Me le acerqué y lo encontré exactamente en la misma posición en que lo había dejado, el rostro pálido, la parte superior de las mejillas enrojecida por la fiebre, y viendo fijamente, como antes, hacia los pies de la cama. Le tomé la temperatura.
—¿Cuánto tengo?
—Cerca de cien —respondí. Tenía ciento dos con cuatro décimas.
—Eran ciento dos —afirmó.
—¿Quién dijo eso?
—El doctor.
—Tu temperatura está bien —le dije—. No hay de qué preocuparse.
—No me preocupo —replicó—, pero no puedo dejar de pensar.
—No pienses —le dije—. Tómalo con calma.
—Lo estoy tomando con calma —declaró, y clavó la mirada hacia adelante. Evidentemente estaba tenso por algo.
—Tómate esto con agua.
—¿Crees que sirva de algo?
—Desde luego que sí.
Me senté, abrí el libro de piratas y empecé a leer, pero me di cuenta de que no ponía atención y dejé de hacerlo.
—¿A qué hora crees que voy a morir? —preguntó.
—¿Qué?
—¿Cuánto tiempo pasará antes de que muera?
—No te vas a morir. ¿Qué te pasa?
—Sí me voy a morir. Le oí decir ciento dos.
—La gente no se muere con una fiebre de ciento dos. Qué tontería.
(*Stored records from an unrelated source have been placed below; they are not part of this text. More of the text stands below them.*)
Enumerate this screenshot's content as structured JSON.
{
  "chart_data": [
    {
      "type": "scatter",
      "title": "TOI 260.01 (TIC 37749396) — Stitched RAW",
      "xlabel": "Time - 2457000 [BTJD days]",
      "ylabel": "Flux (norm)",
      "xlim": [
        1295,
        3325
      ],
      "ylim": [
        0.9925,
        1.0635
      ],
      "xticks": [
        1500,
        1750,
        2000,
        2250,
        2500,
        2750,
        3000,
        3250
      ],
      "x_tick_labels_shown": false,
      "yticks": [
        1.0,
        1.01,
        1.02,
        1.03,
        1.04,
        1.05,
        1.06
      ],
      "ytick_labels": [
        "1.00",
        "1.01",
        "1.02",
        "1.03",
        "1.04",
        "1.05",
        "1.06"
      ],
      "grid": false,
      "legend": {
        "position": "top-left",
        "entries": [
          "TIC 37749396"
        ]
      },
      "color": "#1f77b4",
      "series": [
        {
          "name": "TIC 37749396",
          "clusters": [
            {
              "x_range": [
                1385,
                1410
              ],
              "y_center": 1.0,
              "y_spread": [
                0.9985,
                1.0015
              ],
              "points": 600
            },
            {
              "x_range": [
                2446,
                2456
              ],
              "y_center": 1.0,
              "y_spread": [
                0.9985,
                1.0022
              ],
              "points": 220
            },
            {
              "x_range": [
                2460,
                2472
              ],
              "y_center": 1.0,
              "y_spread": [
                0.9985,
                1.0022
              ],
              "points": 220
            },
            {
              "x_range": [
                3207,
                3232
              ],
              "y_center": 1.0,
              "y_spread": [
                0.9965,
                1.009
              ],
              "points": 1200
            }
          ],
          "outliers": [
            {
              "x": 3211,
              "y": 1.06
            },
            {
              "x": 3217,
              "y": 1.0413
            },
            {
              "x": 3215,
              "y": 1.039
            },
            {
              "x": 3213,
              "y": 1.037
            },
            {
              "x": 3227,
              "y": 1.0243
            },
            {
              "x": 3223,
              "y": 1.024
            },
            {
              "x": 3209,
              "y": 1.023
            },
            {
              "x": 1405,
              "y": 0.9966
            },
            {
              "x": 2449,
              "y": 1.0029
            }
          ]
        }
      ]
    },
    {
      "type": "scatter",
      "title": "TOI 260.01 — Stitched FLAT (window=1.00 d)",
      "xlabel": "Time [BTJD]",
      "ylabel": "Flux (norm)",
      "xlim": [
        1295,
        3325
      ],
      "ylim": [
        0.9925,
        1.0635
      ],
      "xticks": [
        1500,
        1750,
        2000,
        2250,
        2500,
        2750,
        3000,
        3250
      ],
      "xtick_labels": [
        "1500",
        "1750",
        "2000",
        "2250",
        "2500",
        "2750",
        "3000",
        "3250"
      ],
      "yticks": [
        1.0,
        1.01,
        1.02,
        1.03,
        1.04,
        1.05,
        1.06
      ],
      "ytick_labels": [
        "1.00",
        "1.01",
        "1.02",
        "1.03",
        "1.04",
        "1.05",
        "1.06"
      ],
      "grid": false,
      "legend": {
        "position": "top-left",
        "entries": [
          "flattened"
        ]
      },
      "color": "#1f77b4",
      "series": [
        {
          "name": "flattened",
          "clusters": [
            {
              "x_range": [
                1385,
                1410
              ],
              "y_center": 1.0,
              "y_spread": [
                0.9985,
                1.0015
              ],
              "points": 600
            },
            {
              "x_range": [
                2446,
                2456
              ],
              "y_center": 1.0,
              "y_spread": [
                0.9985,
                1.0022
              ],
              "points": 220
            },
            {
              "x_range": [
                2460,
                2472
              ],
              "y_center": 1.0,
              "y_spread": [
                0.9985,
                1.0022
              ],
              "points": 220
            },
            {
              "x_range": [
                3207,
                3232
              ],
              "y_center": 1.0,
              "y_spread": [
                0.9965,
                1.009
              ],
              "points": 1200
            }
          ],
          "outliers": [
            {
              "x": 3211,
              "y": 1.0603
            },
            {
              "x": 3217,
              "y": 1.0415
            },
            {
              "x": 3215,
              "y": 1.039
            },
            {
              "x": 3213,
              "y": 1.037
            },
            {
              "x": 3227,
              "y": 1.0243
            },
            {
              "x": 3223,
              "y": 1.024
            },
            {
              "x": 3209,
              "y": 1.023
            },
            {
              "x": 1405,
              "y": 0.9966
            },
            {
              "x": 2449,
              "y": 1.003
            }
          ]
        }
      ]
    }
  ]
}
—Yo sé que sí. En la escuela en Francia mis compañeros me dijeron que no puedes vivir con cuarenta y cuatro grados. Yo tengo ciento dos.
Todo el día, desde las nueve de la mañana, había estado esperando la muerte.
—Pobre Schatz —le dije—. Pobre Schatz. Esto es como las millas y los kilómetros. No te vas a morir. Es un termómetro distinto. En ese termómetro treinta y siete es normal. En éste es noventa y ocho.
—¿Estás seguro?
—Absolutamente —le dije—. Es como las millas y los kilómetros. ¿Tú sabes a cuántos kilómetros vamos cuando viajamos a setenta millas en un coche?
—¡Ah! —exclamó.
Pero su mirada, fija en los pies de la cama, se alivió lentamente. Su tensión disminuyó también y al día siguiente, muy relajado, lloraba muy fácilmente por cosas pequeñas que no tenían importancia.